Brown began his performance by lip-syncing "I Can Transform Ya," the debut single off "Graffiti."  It sounds like the producers synthesized Brown’s vocals, added some of the sound effects from "The Transformers" movies and meshed it with Lil' Wayne's over-exposed auto-tune. But Brown rocked it with great moves and good command of the stage.

Unlike "singers" such as Britney Spears and Co. who routinely lip-sync in the name of "choreography," Brown actually burns up the stage. He is a true dancer. He can actually freestyle, and he and his crew all go full-force through steps that rival any of the moves you would see in a street battle.

Brown truly excelled when he was performing material from his first two albums. It's astonishing by just how many world class hits he's had in his relatively short career.

Speaking of which, Brown is at a weird point in his career. His voice sounds fairly boyish and immature. That was cool during his first two albums, which were pretty much bubble gum, poppy songs that parents probably didn’t think twice about their young daughters listening to. But Brown’s reputation has been severely tainted by his assault of pop star Rihanna. Couple that with his newer songs that feature lyrics about "panty-dropping" and the end result just doesn’t quite mesh.

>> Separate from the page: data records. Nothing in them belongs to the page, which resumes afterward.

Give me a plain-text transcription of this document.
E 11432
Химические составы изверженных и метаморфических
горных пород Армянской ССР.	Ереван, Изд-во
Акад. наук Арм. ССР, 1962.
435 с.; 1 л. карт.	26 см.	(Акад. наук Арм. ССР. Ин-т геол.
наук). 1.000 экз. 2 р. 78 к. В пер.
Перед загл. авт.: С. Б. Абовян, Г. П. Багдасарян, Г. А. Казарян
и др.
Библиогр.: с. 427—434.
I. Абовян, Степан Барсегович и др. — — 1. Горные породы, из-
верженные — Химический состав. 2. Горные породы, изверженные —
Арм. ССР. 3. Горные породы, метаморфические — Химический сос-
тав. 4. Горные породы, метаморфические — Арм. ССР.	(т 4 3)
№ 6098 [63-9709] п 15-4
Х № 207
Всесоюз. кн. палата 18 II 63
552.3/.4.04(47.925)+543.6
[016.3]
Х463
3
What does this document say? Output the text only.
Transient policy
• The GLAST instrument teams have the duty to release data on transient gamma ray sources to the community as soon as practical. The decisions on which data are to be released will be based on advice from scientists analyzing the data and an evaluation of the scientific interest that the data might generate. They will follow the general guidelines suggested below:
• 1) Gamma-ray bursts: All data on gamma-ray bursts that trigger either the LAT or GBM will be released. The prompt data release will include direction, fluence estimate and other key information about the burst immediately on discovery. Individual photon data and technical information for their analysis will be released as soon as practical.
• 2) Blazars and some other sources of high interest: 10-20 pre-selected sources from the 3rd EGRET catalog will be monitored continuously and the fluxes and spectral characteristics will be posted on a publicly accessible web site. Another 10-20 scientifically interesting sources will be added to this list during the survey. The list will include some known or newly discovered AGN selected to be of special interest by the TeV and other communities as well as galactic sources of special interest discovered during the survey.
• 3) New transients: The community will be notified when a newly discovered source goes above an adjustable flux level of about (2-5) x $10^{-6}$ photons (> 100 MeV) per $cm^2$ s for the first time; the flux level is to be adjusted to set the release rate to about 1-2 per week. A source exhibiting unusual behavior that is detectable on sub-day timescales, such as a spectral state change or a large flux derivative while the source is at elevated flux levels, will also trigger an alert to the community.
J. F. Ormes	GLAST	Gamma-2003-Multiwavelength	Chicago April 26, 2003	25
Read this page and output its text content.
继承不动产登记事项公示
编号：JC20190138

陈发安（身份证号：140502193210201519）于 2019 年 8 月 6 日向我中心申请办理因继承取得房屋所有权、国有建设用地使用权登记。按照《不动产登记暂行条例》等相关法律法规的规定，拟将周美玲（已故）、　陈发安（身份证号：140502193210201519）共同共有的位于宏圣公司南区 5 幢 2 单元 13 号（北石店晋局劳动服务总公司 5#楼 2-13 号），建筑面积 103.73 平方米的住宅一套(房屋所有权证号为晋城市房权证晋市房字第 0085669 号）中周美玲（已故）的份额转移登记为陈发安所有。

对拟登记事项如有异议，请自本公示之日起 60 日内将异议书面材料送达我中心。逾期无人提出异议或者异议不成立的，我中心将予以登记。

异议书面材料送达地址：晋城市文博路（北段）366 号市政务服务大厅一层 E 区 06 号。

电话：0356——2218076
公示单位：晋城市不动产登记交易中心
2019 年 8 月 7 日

Last night, Brown really got the crowd jamming to "Wall to Wall" from "Exclusive" and "Gimme That." He followed with other hits, including "Run It" from "Exclusive" and "Yo (Excuse Me Miss)" from "Chris Brown." Even without collaborator Jordin Sparks, "No Air" was still magical. After urging the crowd to fill in and sing her parts, Brown finished up the song singing a capella to showcase his vocal range.

Brown tried to sprinkle in his newer material in between his older hits and dance sets. (On more than one occasion, Brown allowed his DJ to spit out about five minutes worth of popular R&B and Hip-Hop hits while Brown and his background dancers freestyled and did intricate choreography.)

Brown's new material just didn't resonate as much with the crowd, who had clearly not familiarized themselves with "Graffiti." The slew of fans, who minutes before were harmonizing lyrics with Brown, just stood in the crowd attempting to echo new lyrics that lacked the depth and power of his older hits. Thank goodness Brown realized this, and kept hitting us -- no pun intended -- with vintage Chris Brown chart-toppers. He launched into "Kiss, Kiss" and "With You" from "Exclusive," and "Poppin" from "Chris Brown." All the songs were well received by the sea of screaming young fans crowded around the Sonar stage.  

Brown ended the evening singing the upbeat, poppy "Forever." (Remember? It used to be featured in Double Mint gum commercials before the Rihanna assault.) It was just another reminder of how good Brown was, and how much potential he had.